2. Knead the dough for about ten minutes by hand (or with a stand mixer). It should become flexible and elastic.
3. Then cover the bowl with a clean cloth and let rise for 1 hour. The dough should double in volume.
4. De-gas the dough by strongly pushing with both fists.
5. Divide the dough into 4 parts — about 4 1/2 oz (130g) each for me — working with lightly oiled hands so that the dough doesn’t stick to your fingers.
6. Finely flatten each ball of dough on a lightly oiled work surface. Spread the dough as thinly as possible with a rolling pin so you can see the countertop through.

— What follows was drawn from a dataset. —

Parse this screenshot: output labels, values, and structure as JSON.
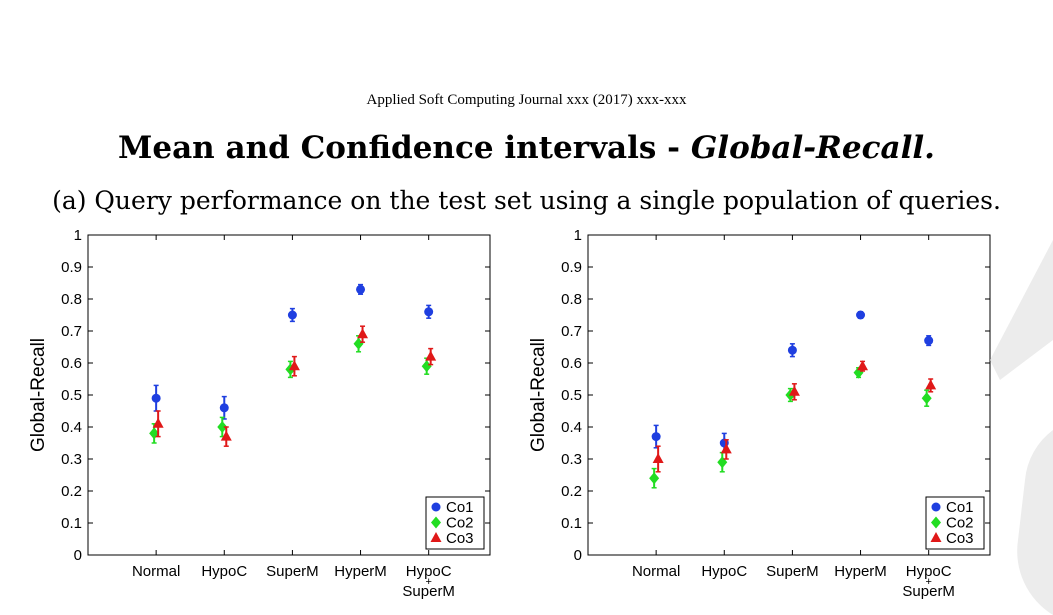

7. Divide the melted butter into four portions and spread on the surface of the flattened dough (I used a silicone brush).
8. Then roll the dough to form a long, thin sausage. Make a spiral without tightening too much so that the dough has room to rise.
9. Place the dough spirals on a plate covered with parchment paper, and then flatten the spiral a little. Leave to rise under a cloth for an hour.
10. Preheat your oven to 360°F (180°C) and bake the buns for 15 minutes. Place on a wire rack to cool, brush with melted butter and sprinkle with icing sugar. Enjoy your Ensaimadas once they have cooled.